I haven't always had this perspective, and I certainly haven't always eaten as clean as I do. In fact, I look back on even just a few years ago and I cringe at what I consumed. But isn't that part of this life we live? Learning and growing and being shaped and molded into better versions of ourselves constantly. That's what it's all about, and that's certainly what intentional living is all about, isn't it?
So here I am this not-so-much-of-a-cook- AT- ALL sharing my favorite veggie recipes and healthy snacks in hope that it will inspire some other non-cooks to try something new, seek out healthier options, and deep dive into learning as I have been!
Roasted Veggie Recipes:
Roasted Green Beans:
Clean and cut/snap the ends off of the green beans.
Place on a cookie sheet.
Squeeze a half of a lemon on the green beans.
Sprinkle Dill all over the green beans.
Toss and spread out on the cookie sheet.
Roast for 12 minutes at 450 degrees.
Roasted Brussel Sprouts:
Clean and cut off the stem of the brussel sprouts.
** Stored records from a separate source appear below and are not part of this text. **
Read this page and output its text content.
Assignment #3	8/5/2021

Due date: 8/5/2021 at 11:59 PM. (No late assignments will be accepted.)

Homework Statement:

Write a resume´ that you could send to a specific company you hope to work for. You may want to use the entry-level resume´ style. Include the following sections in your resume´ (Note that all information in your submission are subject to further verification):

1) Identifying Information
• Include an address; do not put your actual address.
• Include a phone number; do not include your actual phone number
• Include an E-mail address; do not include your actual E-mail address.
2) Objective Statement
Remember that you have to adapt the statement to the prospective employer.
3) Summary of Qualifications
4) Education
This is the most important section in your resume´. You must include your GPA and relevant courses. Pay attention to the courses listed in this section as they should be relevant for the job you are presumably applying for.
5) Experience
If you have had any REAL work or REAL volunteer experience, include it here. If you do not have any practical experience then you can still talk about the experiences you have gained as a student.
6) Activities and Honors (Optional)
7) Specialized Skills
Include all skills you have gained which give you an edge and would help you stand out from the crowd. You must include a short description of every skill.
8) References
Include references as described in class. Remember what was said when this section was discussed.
Cut in half and spread onto a cookie sheet.
Sprinkle avocado or olive oil, rosemary, and garlic powder over the brussel sprouts. Toss together.
Roast for 15 minutes at 450 degrees.
Roasted Cauliflower and Broccoli:
Clean and cut cauliflower and broccoli into sprigs.
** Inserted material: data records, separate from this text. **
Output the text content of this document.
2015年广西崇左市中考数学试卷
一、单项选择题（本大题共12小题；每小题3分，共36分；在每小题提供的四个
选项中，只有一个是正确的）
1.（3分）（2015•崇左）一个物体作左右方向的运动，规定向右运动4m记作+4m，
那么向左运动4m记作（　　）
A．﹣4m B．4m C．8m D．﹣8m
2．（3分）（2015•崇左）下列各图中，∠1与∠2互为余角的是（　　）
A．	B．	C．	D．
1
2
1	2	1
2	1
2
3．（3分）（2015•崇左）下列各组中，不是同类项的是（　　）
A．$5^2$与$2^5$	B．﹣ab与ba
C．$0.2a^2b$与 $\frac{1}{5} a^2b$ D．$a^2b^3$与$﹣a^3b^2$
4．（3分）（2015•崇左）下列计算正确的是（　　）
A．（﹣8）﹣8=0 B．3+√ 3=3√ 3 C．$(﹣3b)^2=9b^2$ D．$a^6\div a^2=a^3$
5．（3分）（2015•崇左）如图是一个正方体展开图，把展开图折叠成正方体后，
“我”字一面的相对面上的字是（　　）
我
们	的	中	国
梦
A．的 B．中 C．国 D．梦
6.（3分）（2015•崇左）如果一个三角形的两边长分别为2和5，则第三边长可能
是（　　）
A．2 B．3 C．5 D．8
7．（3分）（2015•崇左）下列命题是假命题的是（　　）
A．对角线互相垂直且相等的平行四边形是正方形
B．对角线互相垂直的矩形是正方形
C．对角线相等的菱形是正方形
Sprinkle with avocado or olive oil, garlic powder, and thyme.
Roast for 12-15 minutes at 450.
(I like them slightly blackened, so I usually let them roast for at least 15 minutes)
Roasted Garbanzo Beans:
Drain and clean a can of organic garbanzo beans.
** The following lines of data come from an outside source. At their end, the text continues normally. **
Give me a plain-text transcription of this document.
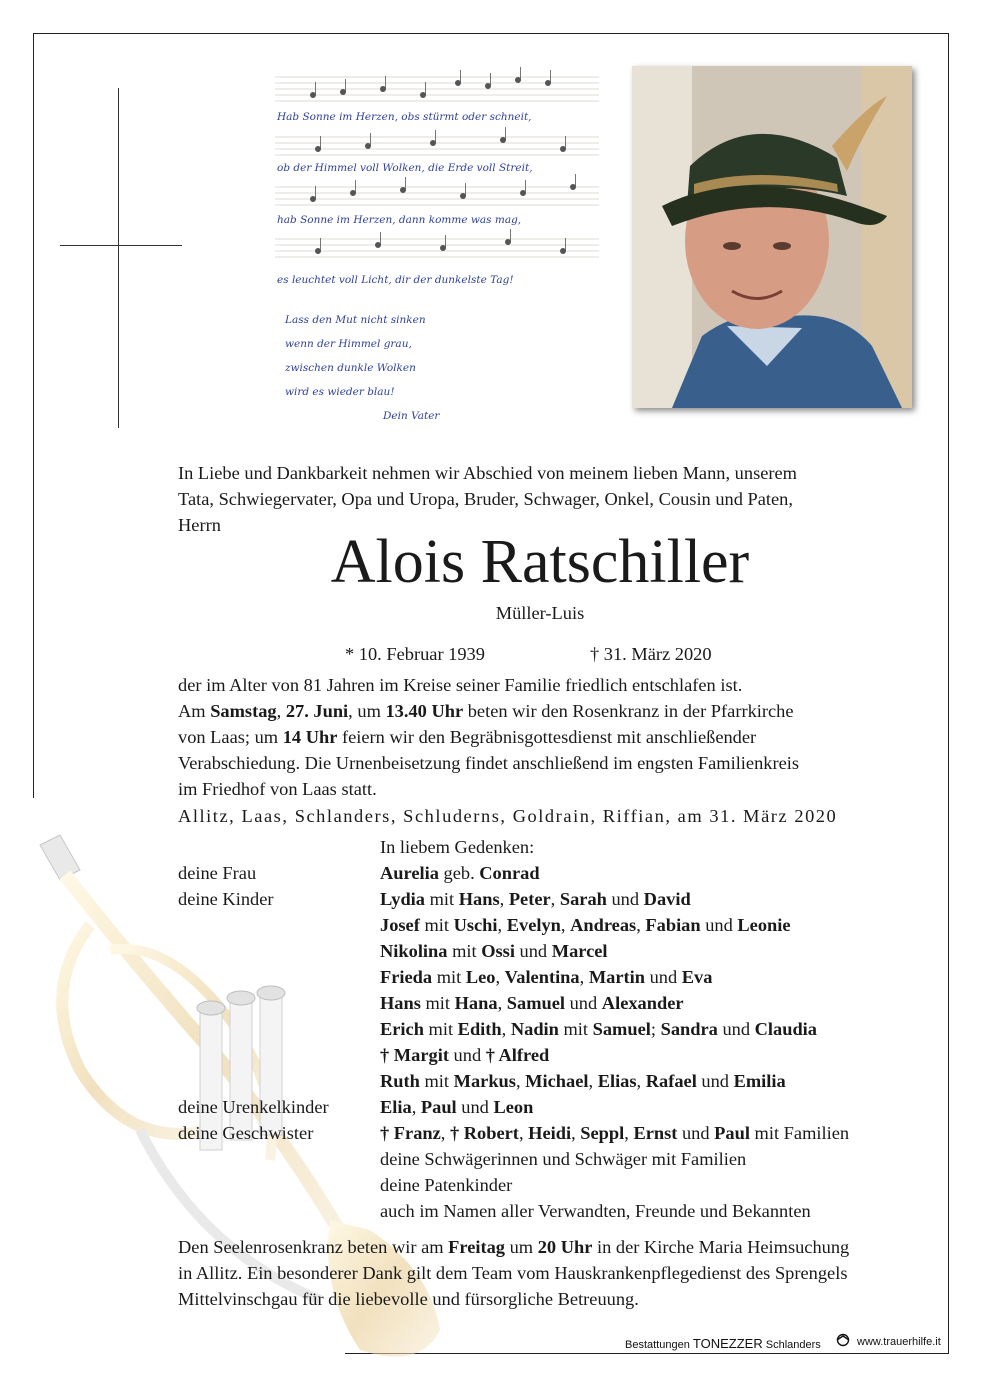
Hab Sonne im Herzen, obs stürmt oder schneit,
ob der Himmel voll Wolken, die Erde voll Streit,
hab Sonne im Herzen, dann komme was mag,
es leuchtet voll Licht, dir der dunkelste Tag!
Lass den Mut nicht sinken
wenn der Himmel grau,
zwischen dunkle Wolken
wird es wieder blau!
Dein Vater
In Liebe und Dankbarkeit nehmen wir Abschied von meinem lieben Mann, unserem
Tata, Schwiegervater, Opa und Uropa, Bruder, Schwager, Onkel, Cousin und Paten,
Herrn
Alois Ratschiller
Müller-Luis
* 10. Februar 1939	† 31. März 2020
der im Alter von 81 Jahren im Kreise seiner Familie friedlich entschlafen ist.
Am Samstag, 27. Juni, um 13.40 Uhr beten wir den Rosenkranz in der Pfarrkirche
von Laas; um 14 Uhr feiern wir den Begräbnisgottesdienst mit anschließender
Verabschiedung. Die Urnenbeisetzung findet anschließend im engsten Familienkreis
im Friedhof von Laas statt.
Allitz, Laas, Schlanders, Schluderns, Goldrain, Riffian, am 31. März 2020
In liebem Gedenken:
deine Frau	Aurelia geb. Conrad
deine Kinder	Lydia mit Hans, Peter, Sarah und David
Josef mit Uschi, Evelyn, Andreas, Fabian und Leonie
Nikolina mit Ossi und Marcel
Frieda mit Leo, Valentina, Martin und Eva
Hans mit Hana, Samuel und Alexander
Erich mit Edith, Nadin mit Samuel; Sandra und Claudia
† Margit und † Alfred
Ruth mit Markus, Michael, Elias, Rafael und Emilia
deine Urenkelkinder	Elia, Paul und Leon
deine Geschwister	† Franz, † Robert, Heidi, Seppl, Ernst und Paul mit Familien
deine Schwägerinnen und Schwäger mit Familien
deine Patenkinder
auch im Namen aller Verwandten, Freunde und Bekannten
Den Seelenrosenkranz beten wir am Freitag um 20 Uhr in der Kirche Maria Heimsuchung
in Allitz. Ein besonderer Dank gilt dem Team vom Hauskrankenpflegedienst des Sprengels
Mittelvinschgau für die liebevolle und fürsorgliche Betreuung.
Bestattungen TONEZZER Schlanders	www.trauerhilfe.it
Sprinkle with avocado or olive oil and garlic salt.
Roast for 15 minutes at 400.
Mandy's Favorite Snacks:
Sliced Tomato with Trader Joe's "Everything but the Bagel" spice sprinkled on top.
Banana with almond butter.
Apple with cinnamon.
Nuts: Pistachios, almonds, pecans, and/or walnuts.
Dried fruit WITHOUT added sugar. My favorite is dried mango.
Veggies with hummus.
Air popped popcorn with a tiny bit of honey sprinkled on top.